Once the water is pumped out, transit workers must clean up what’s been wash in and make sure circuits and switches are functioning properly before service can resume.
The Transit Authority has spent $357 million since 1992 to rehabilitate 269 pump rooms. Another $115 million has been earmarked for pump upgrades to be completed in 2010, and transit advocates have urged the MTA to work at a faster place improving its pumps.
In the 1980s and the 1990s, “the system was never shut down due to rain,” the chief attorney of the Straphangers Campaign, Gene Russianoff, said. The system-wide meltdowns began in late August of 1999, and then hit again in September 2004.
“It’s fair to say it’s an act of God, but they’re not unpredictable anymore,” Mr. Russianoff said. “This is going to happen with regularity,” he said, blaming climate change.
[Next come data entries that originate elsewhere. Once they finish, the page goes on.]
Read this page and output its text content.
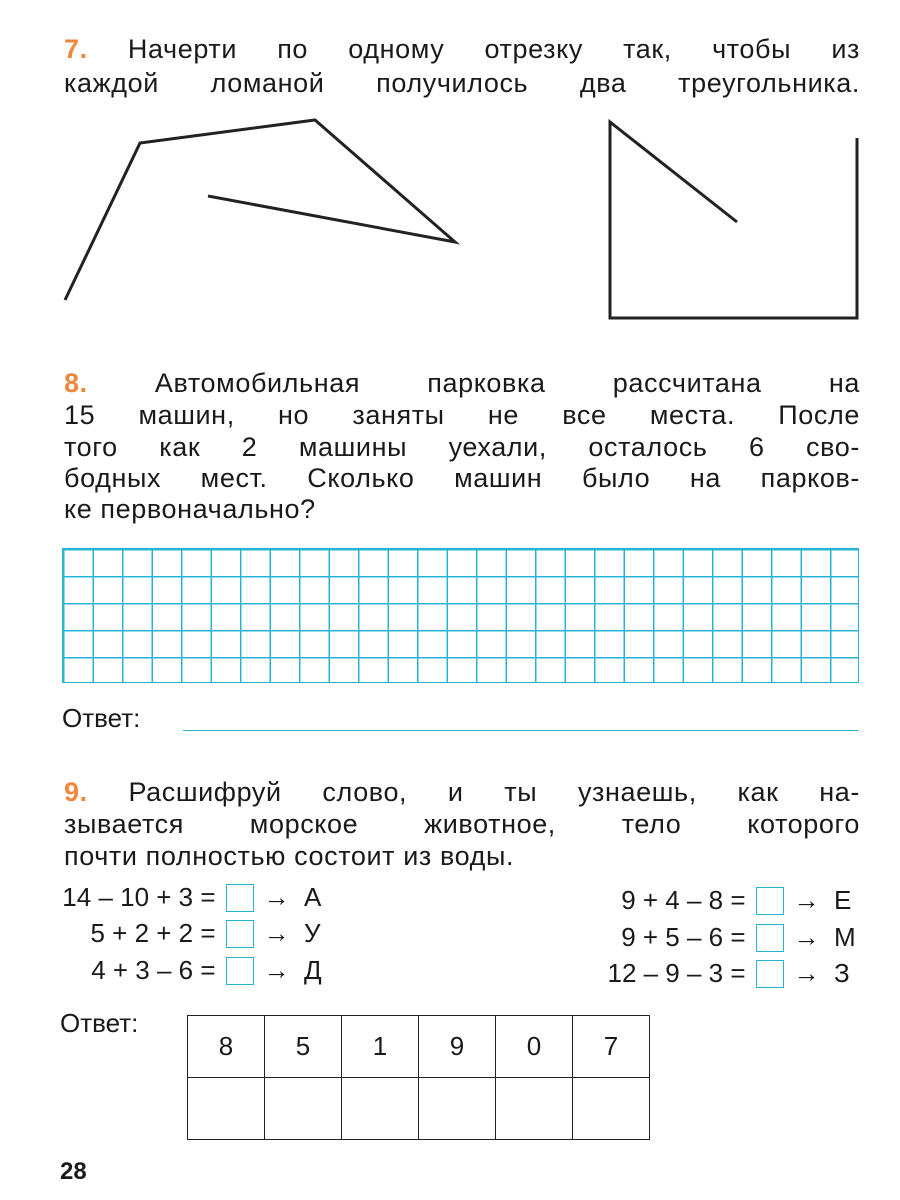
7. Начерти по одному отрезку так, чтобы из
каждой ломаной получилось два треугольника.
8. Автомобильная парковка рассчитана на
15 машин, но заняты не все места. После
того как 2 машины уехали, осталось 6 сво-
бодных мест. Сколько машин было на парков-
ке первоначально?
Ответ:
9. Расшифруй слово, и ты узнаешь, как на-
зывается морское животное, тело которого
почти полностью состоит из воды.
14 – 10 + 3 = →
А
5 + 2 + 2 = →
У
4 + 3 – 6 = →
Д
9 + 4 – 8 = →
Е
9 + 5 – 6 = →
М
12 – 9 – 3 = →
З
Ответ:
8	5	1	9	0	7

28
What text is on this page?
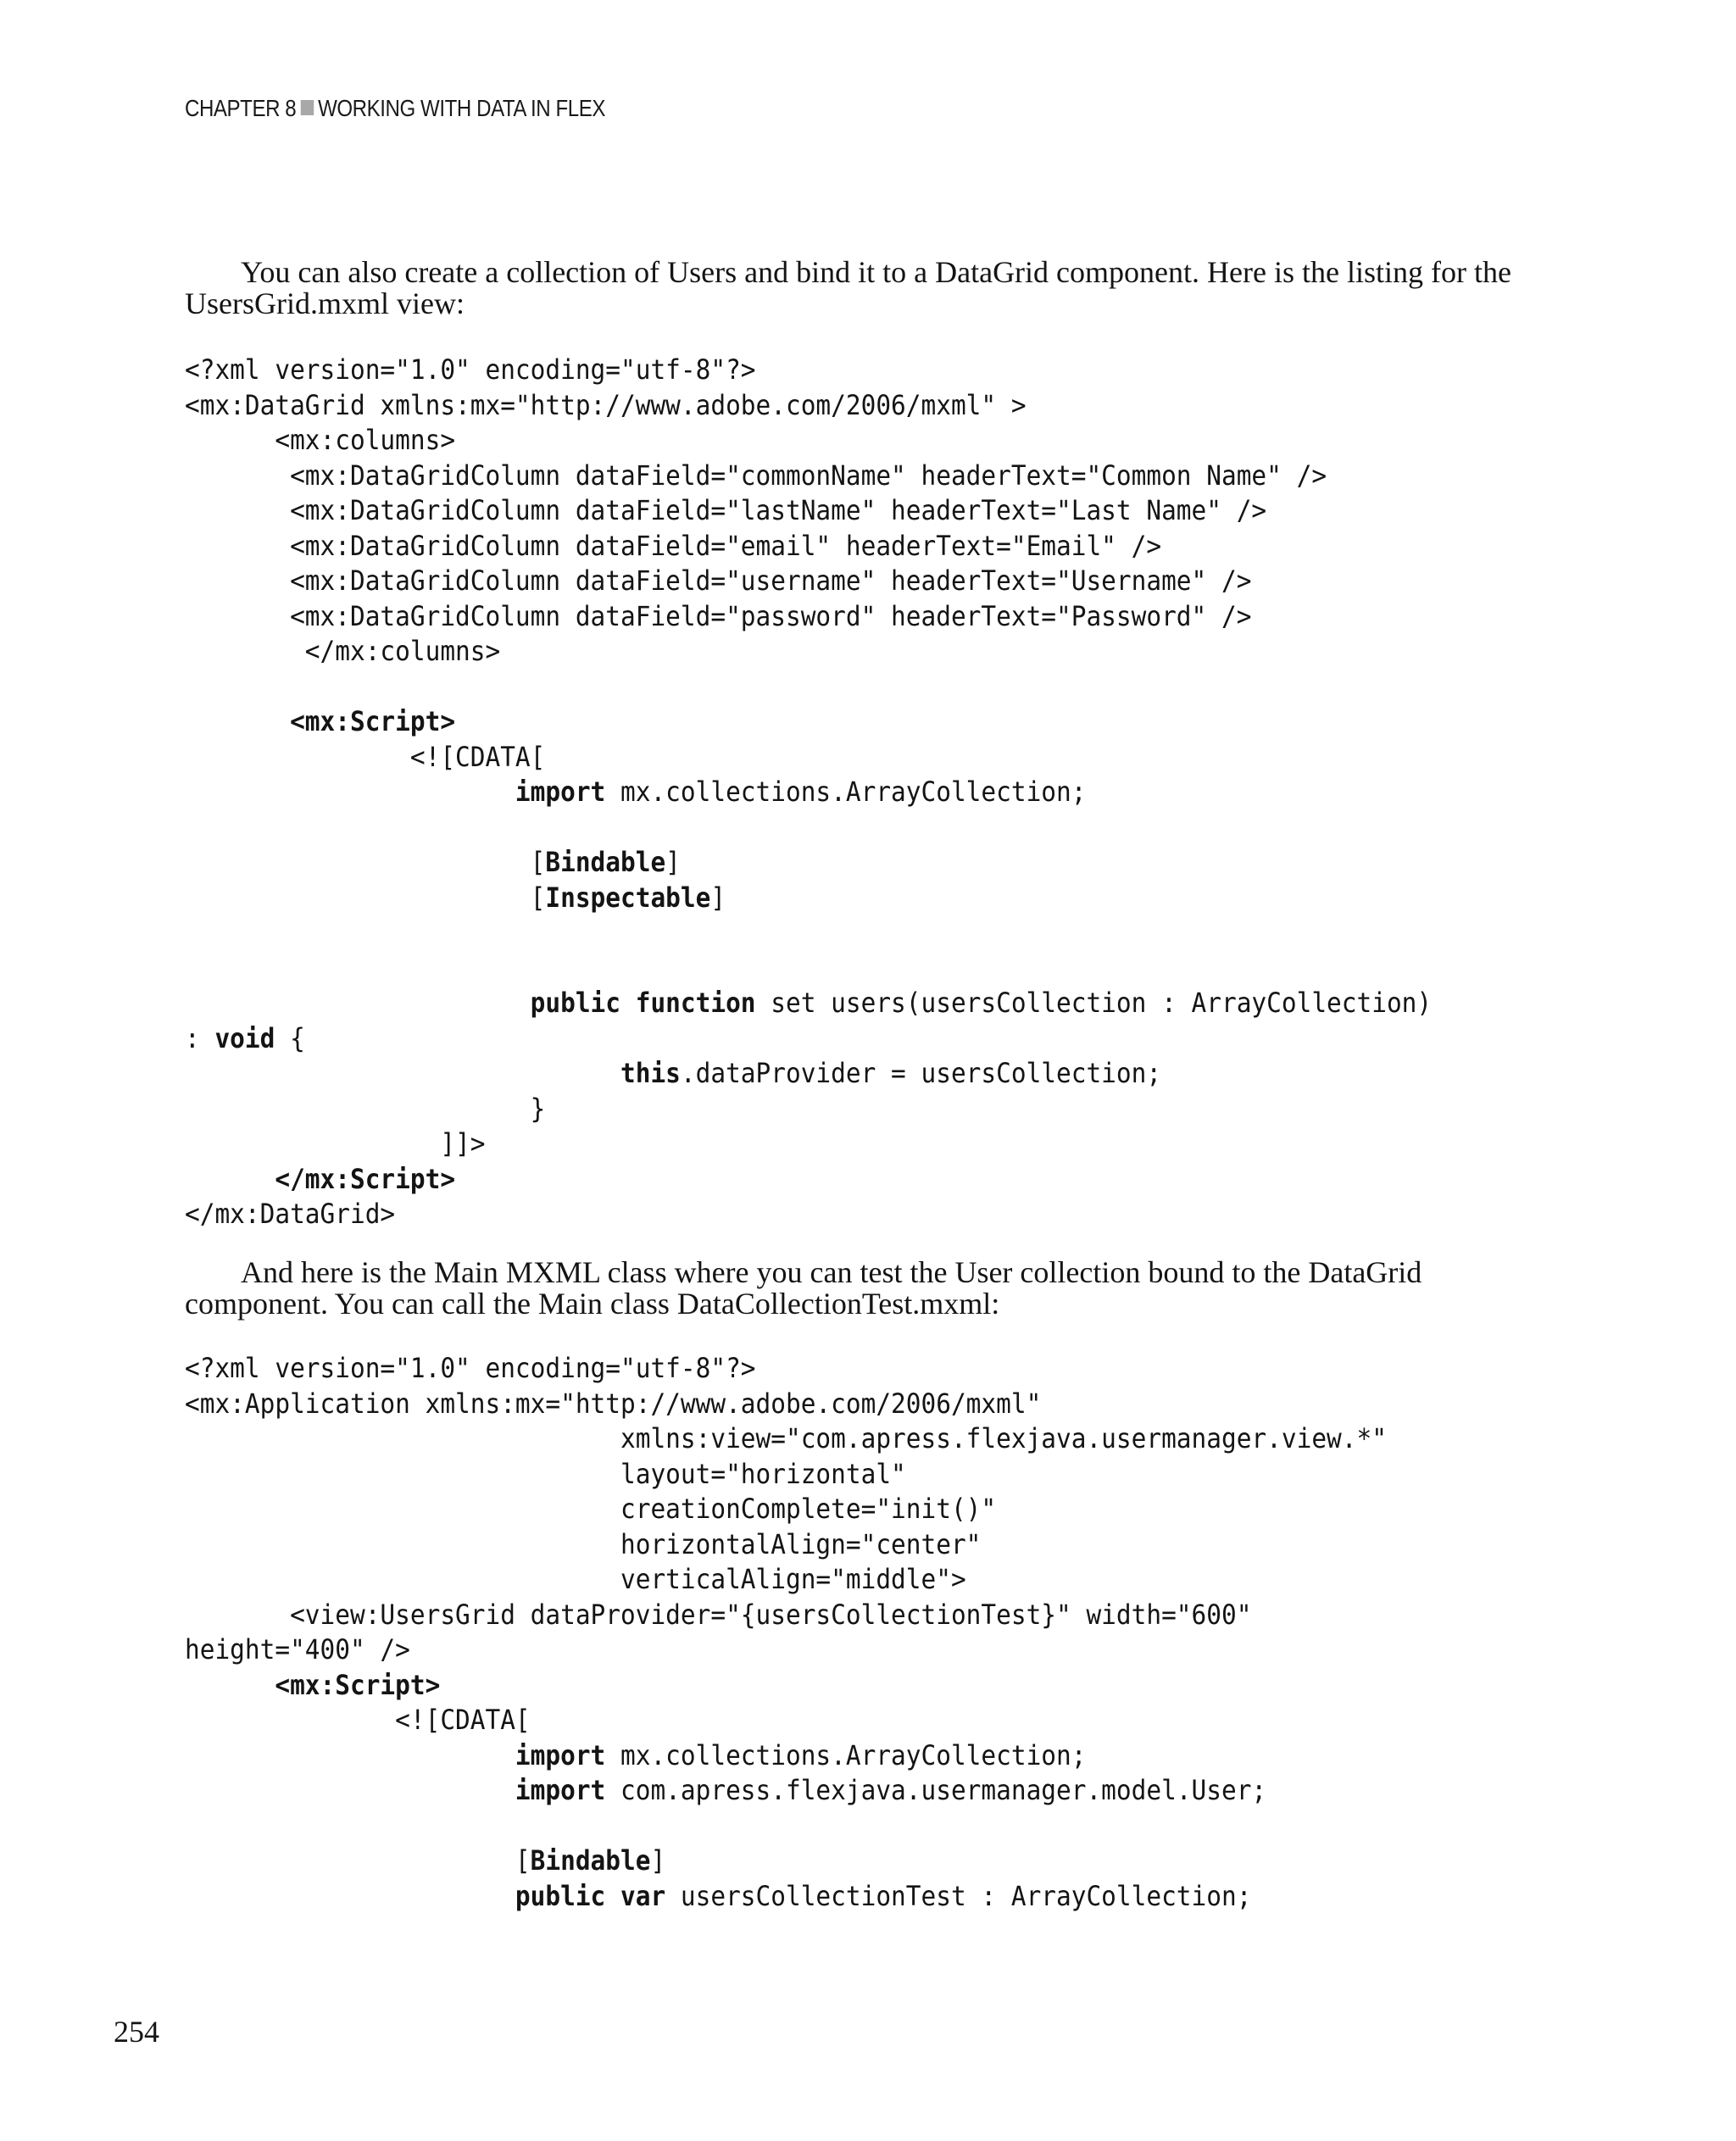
CHAPTER 8 WORKING WITH DATA IN FLEX

You can also create a collection of Users and bind it to a DataGrid component. Here is the listing for the UsersGrid.mxml view:

<?xml version="1.0" encoding="utf-8"?>
<mx:DataGrid xmlns:mx="http://www.adobe.com/2006/mxml" >
<mx:columns>
<mx:DataGridColumn dataField="commonName" headerText="Common Name" />
<mx:DataGridColumn dataField="lastName" headerText="Last Name" />
<mx:DataGridColumn dataField="email" headerText="Email" />
<mx:DataGridColumn dataField="username" headerText="Username" />
<mx:DataGridColumn dataField="password" headerText="Password" />
</mx:columns>
<mx:Script>
<![CDATA[
import mx.collections.ArrayCollection;
[Bindable]
[Inspectable]
public function set users(usersCollection : ArrayCollection)
: void {
this.dataProvider = usersCollection;
}
]]>
</mx:Script>
</mx:DataGrid>

And here is the Main MXML class where you can test the User collection bound to the DataGrid component. You can call the Main class DataCollectionTest.mxml:

<?xml version="1.0" encoding="utf-8"?>
<mx:Application xmlns:mx="http://www.adobe.com/2006/mxml"
xmlns:view="com.apress.flexjava.usermanager.view.*"
layout="horizontal"
creationComplete="init()"
horizontalAlign="center"
verticalAlign="middle">
<view:UsersGrid dataProvider="{usersCollectionTest}" width="600"
height="400" />
<mx:Script>
<![CDATA[
import mx.collections.ArrayCollection;
import com.apress.flexjava.usermanager.model.User;
[Bindable]
public var usersCollectionTest : ArrayCollection;
254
A 2004 report by the MTA’s inspector general found “historic neglect” of valves that are designed to prevent city sewers from backing up into subway tunnels. There were no records of the valves being inspected for decades. First responders to the floods sometimes took over an hour to arrive at the scene, and sometimes never showed up at all. Mr. Sander said the MTA has implemented the report’s recommendations.
“The city’s sewer system is not equipped to handle major storms,” an MTA board member, Andrew Albert, said. “Like the horrible breaching of the levies, you’ve got to do things to prepare in the future.”